Kirsten O'Brien/The AS Review

The cast of last year's performance of "The Rocky Horror Picture Show." Photo by Erik Simkins/The AS Review

Pull on your fishnets, dust off your highest pair of heels and lace up your corset, because “The Rocky Horror Picture Show” is once again returning to Western for a night of absolute pleasure.

The 1975 cult classic is shown every year, drawing crowds of scantily clad audience members who use props to mimic scenes from the film. Onstage, live performers act out scenes and dance along to the film’s musical numbers while it plays in the background. Auditions to be part of the cast will be held at 7 p.m. on Thursday, Oct. 7, in VU 462 A.

Josh Foley, coordinator of the AS Lesbian, Gay, Bisexual and Transgender Alliance, said the whole idea of the event is to have fun. No previous acting experience is required, and anyone who is passionate   about the movie is welcome to try out.

“Mostly, we just want to see people getting out of their comfort zone,” Foley said. “We want to see people have fun with it.”

Even if there are no cast member roles available, Foley said students can help by promoting the event or leading audience participation during the film.

The LGBTA and ASP Films will host the event on Oct. 30 in Arntzen 100. In the past, the event has been so popular that the traditional midnight showing has sold out, so this year a second showing at 9 p.m. has been added.

Foley said students should attend both show times if they want to guarantee themselves a spot.

“It’s an experience like no other on campus all year,” said Foley. “You’ll definitely be hearing about it if you don’t go.”

The film itself follows a newly married couple, Brad Majors and Janet Weiss. In stereotypical horror movie fashion, they find themselves stranded after their car breaks down on a lonely country road. Of course, the only available refuge is a dark, looming castle with some very interesting inhabitants. They meet the castle’s eccentric owner, Dr. Frank-N-Furter, who is part mad scientist, part drag queen. From there, the audience, along with Brad and Janet, are thrown into Frank-N-Furter’s world of blurred gender lines, messy love triangles and outrageous fun.

Foley said that although the film is meant to entertain, it also has an important message about gender roles and identity.

“The movie doesn’t take identity so seriously,” he said. “It plays with gender roles and has fun with them. A movie like this is just so different in that way.”

One of the best parts of the movie for many Rocky Horror enthusiasts is the opportunity to dress up and leave inhibitions behind, Foley said. People are allowed to dress in whatever way they want, and Foley encourages people to incorporate that same mindset into their everyday lives.

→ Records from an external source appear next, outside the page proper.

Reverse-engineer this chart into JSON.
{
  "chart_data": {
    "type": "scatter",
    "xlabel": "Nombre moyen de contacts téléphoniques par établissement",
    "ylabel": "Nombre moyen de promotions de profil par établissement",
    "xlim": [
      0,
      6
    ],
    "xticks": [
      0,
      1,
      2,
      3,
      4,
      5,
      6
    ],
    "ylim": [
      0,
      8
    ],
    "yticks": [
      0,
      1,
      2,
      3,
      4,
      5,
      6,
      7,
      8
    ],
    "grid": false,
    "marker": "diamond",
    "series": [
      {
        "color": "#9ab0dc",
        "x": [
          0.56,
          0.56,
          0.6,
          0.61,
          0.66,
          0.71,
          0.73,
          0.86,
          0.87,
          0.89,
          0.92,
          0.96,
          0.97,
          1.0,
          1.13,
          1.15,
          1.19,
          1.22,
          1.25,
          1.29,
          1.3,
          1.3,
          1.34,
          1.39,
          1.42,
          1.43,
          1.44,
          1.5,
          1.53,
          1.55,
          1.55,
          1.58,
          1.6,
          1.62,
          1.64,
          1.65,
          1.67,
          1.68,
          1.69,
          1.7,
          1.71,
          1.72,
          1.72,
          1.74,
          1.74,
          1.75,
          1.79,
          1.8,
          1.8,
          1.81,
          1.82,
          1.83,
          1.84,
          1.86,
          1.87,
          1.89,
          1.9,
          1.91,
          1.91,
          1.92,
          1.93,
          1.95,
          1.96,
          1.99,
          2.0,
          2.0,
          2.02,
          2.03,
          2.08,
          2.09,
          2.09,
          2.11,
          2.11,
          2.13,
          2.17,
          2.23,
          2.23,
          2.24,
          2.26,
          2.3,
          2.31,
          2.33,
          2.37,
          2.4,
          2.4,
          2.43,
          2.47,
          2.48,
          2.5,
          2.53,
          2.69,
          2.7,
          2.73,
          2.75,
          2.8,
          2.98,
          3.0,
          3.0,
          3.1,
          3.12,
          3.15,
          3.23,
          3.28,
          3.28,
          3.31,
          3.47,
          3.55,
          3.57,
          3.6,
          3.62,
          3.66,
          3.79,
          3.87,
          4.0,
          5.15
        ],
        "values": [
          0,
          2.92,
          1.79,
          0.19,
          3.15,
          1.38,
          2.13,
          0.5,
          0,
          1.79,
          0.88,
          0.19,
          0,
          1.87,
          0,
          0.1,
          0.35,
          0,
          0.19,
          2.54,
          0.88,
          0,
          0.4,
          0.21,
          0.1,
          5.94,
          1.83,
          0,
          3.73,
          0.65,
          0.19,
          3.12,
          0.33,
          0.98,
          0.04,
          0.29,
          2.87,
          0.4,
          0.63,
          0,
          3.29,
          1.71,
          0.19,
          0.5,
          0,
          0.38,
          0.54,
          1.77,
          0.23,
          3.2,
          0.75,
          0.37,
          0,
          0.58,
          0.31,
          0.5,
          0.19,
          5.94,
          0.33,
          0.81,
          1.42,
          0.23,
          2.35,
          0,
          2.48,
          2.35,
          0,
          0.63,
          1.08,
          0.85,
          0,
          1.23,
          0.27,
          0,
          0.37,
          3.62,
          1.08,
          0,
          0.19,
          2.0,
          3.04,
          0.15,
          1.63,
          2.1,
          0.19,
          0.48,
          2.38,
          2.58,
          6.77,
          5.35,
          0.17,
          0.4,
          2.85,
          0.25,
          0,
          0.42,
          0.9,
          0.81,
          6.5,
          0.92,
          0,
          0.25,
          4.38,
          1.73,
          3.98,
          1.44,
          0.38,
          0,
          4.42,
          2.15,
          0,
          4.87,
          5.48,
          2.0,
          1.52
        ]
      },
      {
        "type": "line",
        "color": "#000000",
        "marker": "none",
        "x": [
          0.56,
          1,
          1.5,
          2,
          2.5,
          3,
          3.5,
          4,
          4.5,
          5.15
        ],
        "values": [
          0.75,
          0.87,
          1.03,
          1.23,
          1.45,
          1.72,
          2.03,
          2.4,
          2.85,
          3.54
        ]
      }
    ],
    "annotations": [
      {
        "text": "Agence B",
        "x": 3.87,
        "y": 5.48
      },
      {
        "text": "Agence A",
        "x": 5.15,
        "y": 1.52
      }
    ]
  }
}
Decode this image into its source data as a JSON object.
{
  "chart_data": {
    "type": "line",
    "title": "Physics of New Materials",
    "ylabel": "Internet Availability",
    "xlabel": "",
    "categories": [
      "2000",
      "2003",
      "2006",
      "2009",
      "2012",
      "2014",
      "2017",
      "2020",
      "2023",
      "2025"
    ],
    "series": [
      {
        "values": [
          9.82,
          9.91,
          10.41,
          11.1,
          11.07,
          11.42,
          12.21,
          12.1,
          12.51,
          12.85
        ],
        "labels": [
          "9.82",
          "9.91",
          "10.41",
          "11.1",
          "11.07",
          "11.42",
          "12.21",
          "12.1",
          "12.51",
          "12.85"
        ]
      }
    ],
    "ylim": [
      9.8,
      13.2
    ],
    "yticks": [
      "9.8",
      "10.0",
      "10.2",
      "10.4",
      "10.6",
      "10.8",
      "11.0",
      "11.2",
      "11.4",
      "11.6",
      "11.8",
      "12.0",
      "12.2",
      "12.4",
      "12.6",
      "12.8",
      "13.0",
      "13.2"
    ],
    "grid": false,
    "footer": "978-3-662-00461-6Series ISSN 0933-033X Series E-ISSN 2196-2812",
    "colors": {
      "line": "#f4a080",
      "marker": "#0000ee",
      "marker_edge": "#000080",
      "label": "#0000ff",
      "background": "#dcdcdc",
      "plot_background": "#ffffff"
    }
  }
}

“You can dress however you want at Rocky Horror, so why can’t you dress how you want all the time?” Foley asked.

“These are little things people can take away from the film to help build a more aware community on campus.”

He said those who attend in costume will get $2 tickets, while those who don’t will pay $3.

Students are also encouraged to bring props, which include rice, toast, water guns and newspapers. “The Rocky Horror Picture Show” is meant to be fun for anyone who attends, not just those who act out characters onstage.

“We understand there will be a total mess afterwards, but we want people to bring props,” Foley said. “We love audience participation.”

So whether you’re a “virgin” attending the show for the first time, or a die-hard fan with a knack for walking in 4-inch heels, Foley said students should be prepared to be surprised.

“Always be ready for anything when walking through those doors,” he said.

The following tips were compiled from "The Official Rocky Horror Picture Show" fan website:

Rules for Rocky Horror virgins:
1) The throwing of rice, toilet paper, water, etc. is part of the fun. It is not meant to harm people, ruin someone’s make-up or costume, or cause damage to the theater.
2) Never make fun of someone for “dressing up,” especially if their costume or make-up is not exact. The point is that their heart is in it and this might discourage them or others from ever returning in costume and that’s what this event’s all about, isn’t it?
3) If you portray a certain character, don’t get angry or jealous if someone else comes dressed as that character.
4) Respect the wishes of the theater and its management. Vandalism and the breaking of rules might not only lead to your ejection, but to the closing of the film. This would spoil it for everyone.